Une autre préconisation consiste à charger des détenus volontaires d’accompagner les prisonniers en situation de détresse psychologique. « C’est une mesure déconcertante, estime M. Capdevielle. Ils n’ont pas à se substituer aux surveillants. » Une mesure qui doit également être mise en lien avec le manque de personnel dans les prisons. En janvier 2008, un détenu du centre pénitentiaire de Liancourt (Oise) a dû, à la demande insistante des infirmières, délivrer quotidiennement des médicaments à son voisin de cellule, qui avait été placé puis maintenu en détention alors qu’il souffrait de graves troubles psychiatriques. Une pratique qui avait été dénoncée par la Commission nationale de déontologie de la sécurité.
Un directeur d’une maison d’arrêt du nord de la France, qui n’a pas souhaité être nommé, estime par ailleurs que « cela pose aussi le problème de la culpabilisation du détenu en question s’il échoue dans sa mission d’accompagnement ».
« On demande au détenu, et on nous demande, de contraindre les prisonniers à vivre au lieu d’améliorer leurs conditions de vie pour qu’ils n’aient pas envie de mourir. Ces détenus doivent être correctement encadrés par des professionnels », poursuit Céline Verzeletti. « En fait, on nous demande de nous débrouiller avec ce que l’on a déjà. »
« Nous avons surtout besoin de moins de détenus, insiste-t-elle.
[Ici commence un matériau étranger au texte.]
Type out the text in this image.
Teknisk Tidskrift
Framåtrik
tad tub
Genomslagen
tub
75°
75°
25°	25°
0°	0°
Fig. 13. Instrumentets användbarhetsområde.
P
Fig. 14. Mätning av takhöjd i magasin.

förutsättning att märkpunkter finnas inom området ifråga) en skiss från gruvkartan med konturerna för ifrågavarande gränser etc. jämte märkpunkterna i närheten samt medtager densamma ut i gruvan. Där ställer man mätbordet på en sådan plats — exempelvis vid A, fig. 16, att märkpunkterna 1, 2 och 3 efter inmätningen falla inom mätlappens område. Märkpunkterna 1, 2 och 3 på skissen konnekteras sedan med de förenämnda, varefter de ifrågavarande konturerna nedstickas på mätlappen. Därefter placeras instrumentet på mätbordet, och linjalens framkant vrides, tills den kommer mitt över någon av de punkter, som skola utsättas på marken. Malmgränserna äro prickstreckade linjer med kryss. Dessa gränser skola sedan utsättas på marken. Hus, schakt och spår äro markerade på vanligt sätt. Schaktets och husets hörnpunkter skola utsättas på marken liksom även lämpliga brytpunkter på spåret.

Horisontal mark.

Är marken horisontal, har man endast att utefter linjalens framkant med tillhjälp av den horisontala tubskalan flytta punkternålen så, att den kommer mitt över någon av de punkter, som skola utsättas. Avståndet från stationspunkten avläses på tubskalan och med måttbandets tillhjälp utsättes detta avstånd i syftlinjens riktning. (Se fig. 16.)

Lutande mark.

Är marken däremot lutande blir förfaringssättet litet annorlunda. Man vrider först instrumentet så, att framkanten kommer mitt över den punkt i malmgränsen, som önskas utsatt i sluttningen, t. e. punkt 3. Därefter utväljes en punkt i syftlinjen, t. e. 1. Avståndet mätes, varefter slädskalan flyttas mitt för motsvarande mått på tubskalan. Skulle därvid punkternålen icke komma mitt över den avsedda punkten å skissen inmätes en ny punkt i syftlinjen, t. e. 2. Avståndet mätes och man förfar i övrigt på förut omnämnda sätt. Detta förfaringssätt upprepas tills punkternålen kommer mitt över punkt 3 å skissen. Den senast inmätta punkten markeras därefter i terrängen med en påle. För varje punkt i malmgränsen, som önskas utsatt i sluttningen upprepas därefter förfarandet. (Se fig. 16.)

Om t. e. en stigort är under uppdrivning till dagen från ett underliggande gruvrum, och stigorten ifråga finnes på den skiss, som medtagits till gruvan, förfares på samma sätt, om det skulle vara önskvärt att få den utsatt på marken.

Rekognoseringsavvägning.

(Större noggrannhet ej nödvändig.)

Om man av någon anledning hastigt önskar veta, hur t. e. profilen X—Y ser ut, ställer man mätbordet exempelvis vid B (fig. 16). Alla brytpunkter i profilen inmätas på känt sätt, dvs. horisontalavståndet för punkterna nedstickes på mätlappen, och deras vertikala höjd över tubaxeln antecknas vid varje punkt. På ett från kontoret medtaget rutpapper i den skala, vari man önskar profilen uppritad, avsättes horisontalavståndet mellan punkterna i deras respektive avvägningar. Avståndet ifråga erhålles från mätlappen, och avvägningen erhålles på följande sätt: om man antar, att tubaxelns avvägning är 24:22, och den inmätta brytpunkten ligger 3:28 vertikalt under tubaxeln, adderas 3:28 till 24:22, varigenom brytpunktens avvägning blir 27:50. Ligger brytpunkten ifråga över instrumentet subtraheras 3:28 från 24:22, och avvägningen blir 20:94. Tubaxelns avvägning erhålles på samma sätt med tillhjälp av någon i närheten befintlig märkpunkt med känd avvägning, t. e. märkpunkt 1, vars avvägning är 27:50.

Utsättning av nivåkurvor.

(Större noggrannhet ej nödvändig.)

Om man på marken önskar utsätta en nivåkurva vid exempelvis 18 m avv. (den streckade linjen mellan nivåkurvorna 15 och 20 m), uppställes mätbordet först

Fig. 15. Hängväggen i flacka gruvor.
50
Nous voulons que l’incarcération ne soit pas systématique, qu’il y ait davantage de peines alternatives. » Quant aux « kit de protection » destinés aux détenus susceptibles de se suicider, « c’est un plus », reconnaît-elle, « mais cela ne suffit pas ». Moins critique, le directeur de la maison d’arrêt du nord de la France estime quant à lui que « cela ne peut pas faire de mal et que le peu qui peut être fait est toujours bon à prendre ».